Comment by sanity
2 days ago
> Please explain how "the new freenet" tackles censorship resistance.
Primarily through the same core mechanism as the original Freenet design: decentralization and relaying requests through multiple peers such that no individual peer sees the entire request path.
The new design also supports pluggable anonymity systems such as mixnets and onion routing. In some respects these are stronger than Hyphanet's approach because relay selection can be chosen intentionally by the user's node rather than emerging implicitly from network topology.
The main architectural change is that anonymity is no longer treated as a single mandatory mechanism baked into every layer of the system. Different applications can make different tradeoffs depending on their requirements.
First, thank you for creating this project. When I was a young high school student in China, I tried all different kind of tools to evade internet censorship, including Freenet (although admittedly with little success, there was never enough peers to connect to and/so it was too slow to download anything meaningful).
My question is whether freenet is designed to be resistant for active adversaries with deep packet inspection capability, particularly like the Chinese firewall that is also observed to do statistical timing analysis of packets? Is there any possibility to apply obfuscation to the peer to peer connection? And is there any mechanism to aide peer discovery (DHT?)
> First, thank you for creating this project.
You're welcome :)
> My question is whether freenet is designed to be resistant for active adversaries with deep packet inspection capability, particularly like the Chinese firewall that is also observed to do statistical timing analysis of packets? Is there any possibility to apply obfuscation to the peer to peer connection?
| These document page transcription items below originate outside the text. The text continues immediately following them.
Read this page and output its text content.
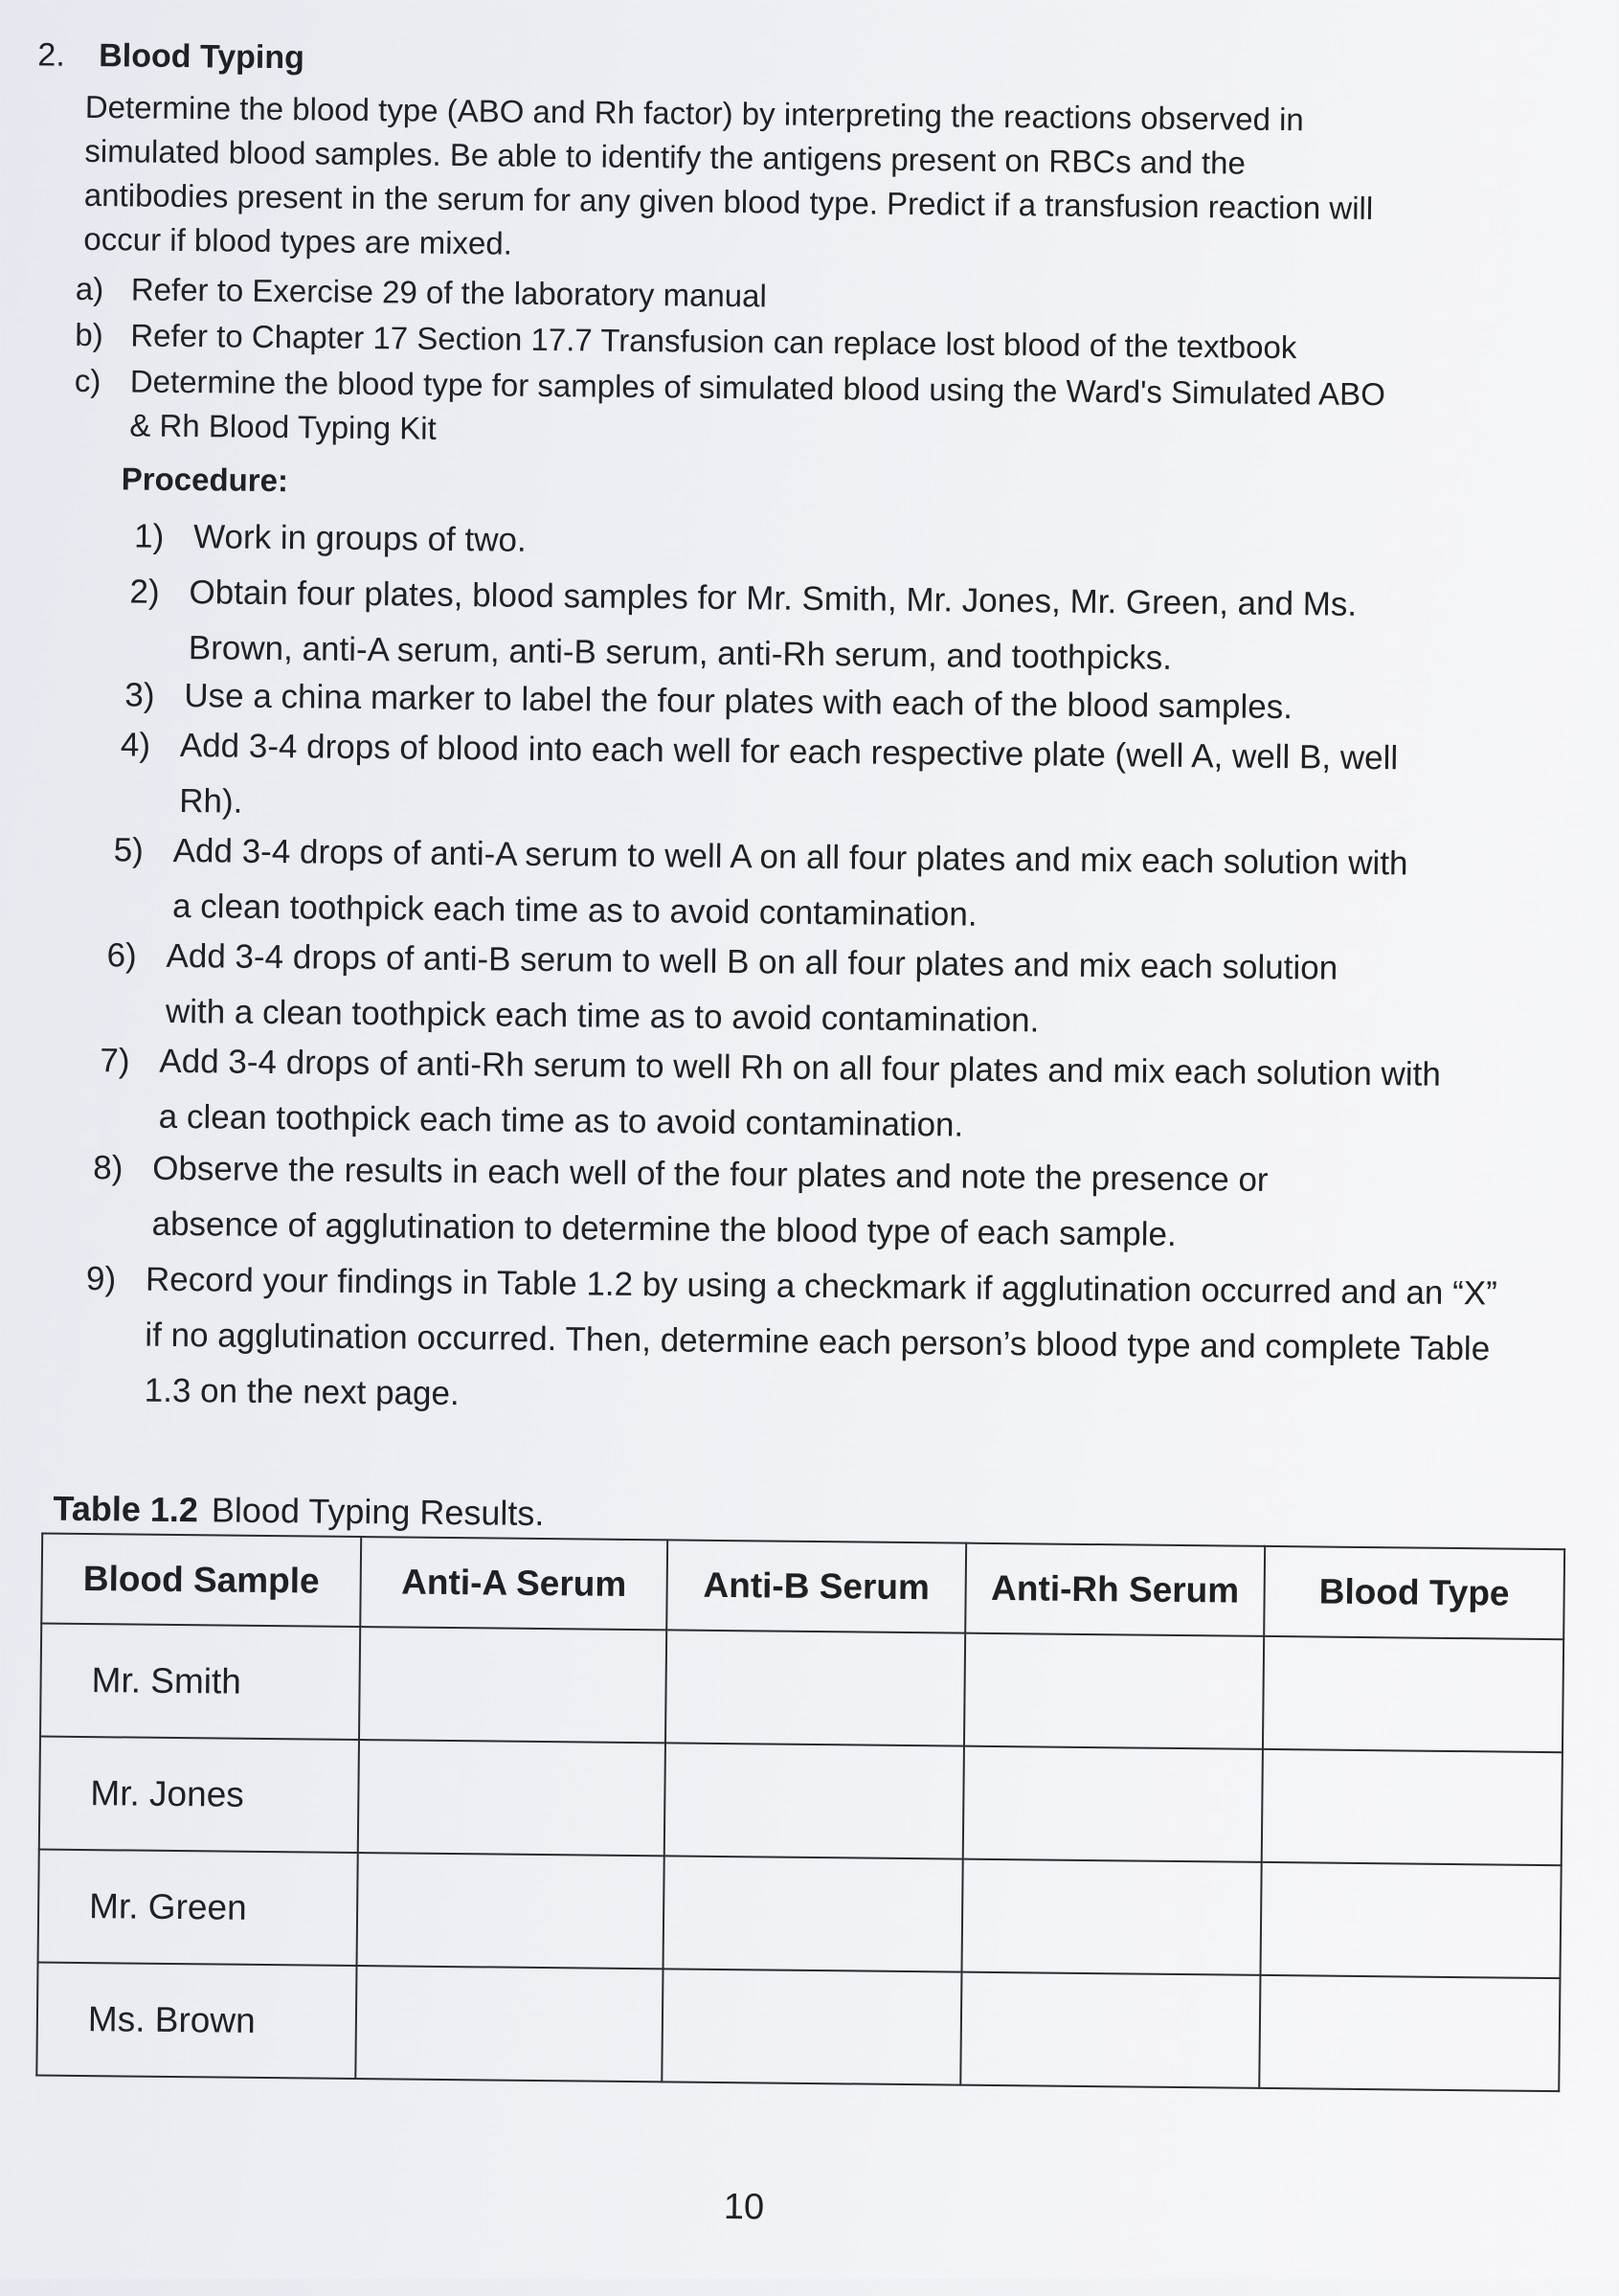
2. Blood Typing
Determine the blood type (ABO and Rh factor) by interpreting the reactions observed in simulated blood samples. Be able to identify the antigens present on RBCs and the antibodies present in the serum for any given blood type. Predict if a transfusion reaction will occur if blood types are mixed.
a) Refer to Exercise 29 of the laboratory manual
b) Refer to Chapter 17 Section 17.7 Transfusion can replace lost blood of the textbook
c) Determine the blood type for samples of simulated blood using the Ward's Simulated ABO & Rh Blood Typing Kit
Procedure:
1) Work in groups of two.
2) Obtain four plates, blood samples for Mr. Smith, Mr. Jones, Mr. Green, and Ms. Brown, anti-A serum, anti-B serum, anti-Rh serum, and toothpicks.
3) Use a china marker to label the four plates with each of the blood samples.
4) Add 3-4 drops of blood into each well for each respective plate (well A, well B, well Rh).
5) Add 3-4 drops of anti-A serum to well A on all four plates and mix each solution with a clean toothpick each time as to avoid contamination.
6) Add 3-4 drops of anti-B serum to well B on all four plates and mix each solution with a clean toothpick each time as to avoid contamination.
7) Add 3-4 drops of anti-Rh serum to well Rh on all four plates and mix each solution with a clean toothpick each time as to avoid contamination.
8) Observe the results in each well of the four plates and note the presence or absence of agglutination to determine the blood type of each sample.
9) Record your findings in Table 1.2 by using a checkmark if agglutination occurred and an “X” if no agglutination occurred. Then, determine each person’s blood type and complete Table 1.3 on the next page.
Table 1.2 Blood Typing Results.
Blood Sample	Anti-A Serum	Anti-B Serum	Anti-Rh Serum	Blood Type
Mr. Smith				
Mr. Jones				
Mr. Green				
Ms. Brown				
10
Freenet's transport protocol is a custom encrypted protocol over UDP, but it is not currently designed to evade sophisticated deep packet inspection or timing analysis by state-level adversaries like the Great Firewall.
That said, the transport layer is modular, and we would absolutely accept contributions adding traffic obfuscation or pluggable transports, subject to the usual tradeoffs around latency, bandwidth overhead, and resource usage.
> And is there any mechanism to aid peer discovery (DHT?)
Freenet uses a distributed small-world routing topology for peer discovery and efficient message propagation. It isn't a conventional Kademlia-style DHT, but conceptually it serves a similar purpose.
The network is designed to self-organize into a small-world topology.[1]
[1] See the "Distance" graph at the bottom-right of the circle visualization - http://nova.locut.us:3133/
The original freenet design was replicating content as it was requested. You had no way of locating "all" the copies as they would get cached "along the way" elsewhere on the keyspace when you request them.
That property was useful both for improving availability AND censorship resistance: you could not attempt to "locate" where the blocks are without spreading them.
My naive understanding of the new design is that you can have contracts that are replicated... but they still cluster around the same place in the keyspace so any capable active adversary can actively deny access to content trivially. Did I misunderstand something here?
The two systems aren't that different in this regard, both replicate data along request paths.
In both systems data will tend to cluster on peers close to the data's location because otherwise requests couldn't find it.
The main difference is that in the new Freenet the content can be updated, with updates propagating through peers hosting the content.